IF Laura Muir is feeling any negative effects through labouring from dusk until dawn with sick animals depending on her, then she was hiding it well in Kirkcaldy yesterday as the double European champion briefly emerged from her athletics hiatus to win the Scottish short course cross-country title for the third successive year.
Racing for the first time since finishing sixth over 5000 metres at August’s world championships in London, competition has taken a back seat as she completes her veterinary degree with a rigorous spell at the University of Glasgow’s animal hospital imposing the kind of schedule that is the antithesis of the regime required to maximise sporting excellence.
Needs must, the 24-year-old knows, and it will not be forever; but it was joyous, she admitted, to let loose after being cooped up for so long.
“It was strange finishing in London," Muir said. "I felt I had more still to prove. That was the last race of the season because I started university again a week later. So it was nice to be back racing again.”
There will be no more outings until the New Year and it seemed that Muir was releasing any trace of pent-up energy when she bolted clear on the opening lap of the 4km course before finishing in 12 minutes and 53 seconds, well clear of Steph Pennycook and with Morag MacLarty pipping the promising junior Anna MacFadyen to third.
Coming at the close of a week where her working hours approximated the 70 mark, this was light relief for Muir. But with March’s world indoor championships in Birmingham marked in the diary before she turns herself to the concurrent summer ambitions of graduation and the European Championships in Berlin, not even the gruelling endeavour of keeping all creatures great and small in prime condition has prohibited the Scot from keeping herself up to speed.
“Luckily I’ve been able to work around it. After night shifts, I’ve often had a rest day. I think I’ve only missed one planned run and that was because we had an emergency come in that didn’t finish until 11pm. I texted my coach and said, ‘I might need to skip this.’ It had been really tough but also very rewarding at the same time.”
Cameron Boyek rebounded from the injuries that wrecked his summer season to take the men’s title by four seconds from Lachlan Oates with teen tyro Sol Sweeney third. “I knew I was in good shape so I came here for the win,” Boyek admitted.
Meanwhile, Guy Learmonth will lodge an appeal this week to UK Athletics after hitting out at his exclusion from Lottery funding. The 25-year-old was one of the more controversial omissions from the 112-strong world-class performance grouping, despite reaching the world 800m semi-finals in London in August and taking national medals indoors and out.

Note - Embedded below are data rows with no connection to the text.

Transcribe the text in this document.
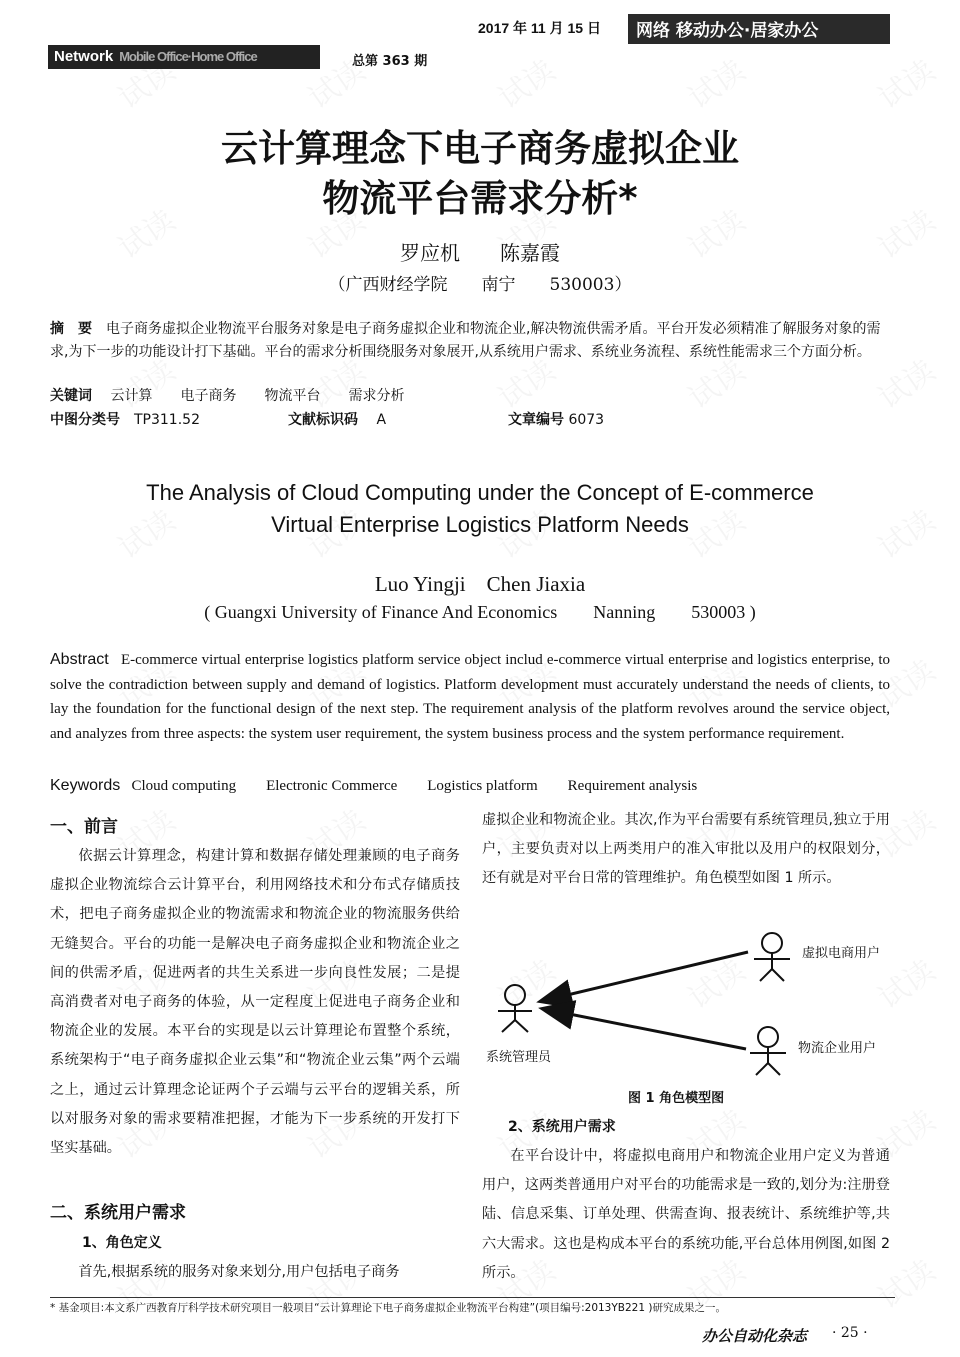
2017 年 11 月 15 日	网络 移动办公·居家办公
Network Mobile Office·Home Office	总第 363 期
云计算理念下电子商务虚拟企业
物流平台需求分析*
罗应机　　陈嘉霞
（广西财经学院　　南宁　　530003）
摘　要　 电子商务虚拟企业物流平台服务对象是电子商务虚拟企业和物流企业,解决物流供需矛盾。平台开发必须精准了解服务对象的需求,为下一步的功能设计打下基础。平台的需求分析围绕服务对象展开,从系统用户需求、系统业务流程、系统性能需求三个方面分析。
关键词　 云计算　　电子商务　　物流平台　　需求分析
中图分类号　 TP311.52	文献标识码　 A	文章编号 6073
The Analysis of Cloud Computing under the Concept of E-commerce
Virtual Enterprise Logistics Platform Needs
Luo Yingji　Chen Jiaxia
( Guangxi University of Finance And Economics　　Nanning　　530003 )
Abstract E-commerce virtual enterprise logistics platform service object includ e-commerce virtual enterprise and logistics enterprise, to solve the contradiction between supply and demand of logistics. Platform development must accurately understand the needs of clients, to lay the foundation for the functional design of the next step. The requirement analysis of the platform revolves around the service object, and analyzes from three aspects: the system user requirement, the system business process and the system performance requirement.
Keywords Cloud computing　　Electronic Commerce　　Logistics platform　　Requirement analysis
一、前言
依据云计算理念，构建计算和数据存储处理兼顾的电子商务虚拟企业物流综合云计算平台，利用网络技术和分布式存储质技术，把电子商务虚拟企业的物流需求和物流企业的物流服务供给无缝契合。平台的功能一是解决电子商务虚拟企业和物流企业之间的供需矛盾，促进两者的共生关系进一步向良性发展；二是提高消费者对电子商务的体验，从一定程度上促进电子商务企业和物流企业的发展。本平台的实现是以云计算理论布置整个系统，系统架构于“电子商务虚拟企业云集”和“物流企业云集”两个云端之上，通过云计算理念论证两个子云端与云平台的逻辑关系，所以对服务对象的需求要精准把握，才能为下一步系统的开发打下坚实基础。
二、系统用户需求
1、角色定义
首先,根据系统的服务对象来划分,用户包括电子商务
虚拟企业和物流企业。其次,作为平台需要有系统管理员,独立于用户，主要负责对以上两类用户的准入审批以及用户的权限划分，还有就是对平台日常的管理维护。角色模型如图 1 所示。
系统管理员
虚拟电商用户
物流企业用户
图 1 角色模型图
2、系统用户需求
在平台设计中，将虚拟电商用户和物流企业用户定义为普通用户，这两类普通用户对平台的功能需求是一致的,划分为:注册登陆、信息采集、订单处理、供需查询、报表统计、系统维护等,共六大需求。这也是构成本平台的系统功能,平台总体用例图,如图 2 所示。
* 基金项目:本文系广西教育厅科学技术研究项目一般项目“云计算理论下电子商务虚拟企业物流平台构建”(项目编号:2013YB221 )研究成果之一。
办公自动化杂志 · 25 ·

The decision came exactly 12 months after he quit the sport’s main base in Loughborough to return home to the Borders where his training track is the footpath along the banks of the Tweed. And in a pointed rant on social media, Learmonth claimed the governing body is biased against athletes who don’t buy into their system. “If I was still in Loughborough, I wouldn’t be writing this,” he proclaimed. “That’s a fact. The lack of vision, corruption and nepotism is beyond me.”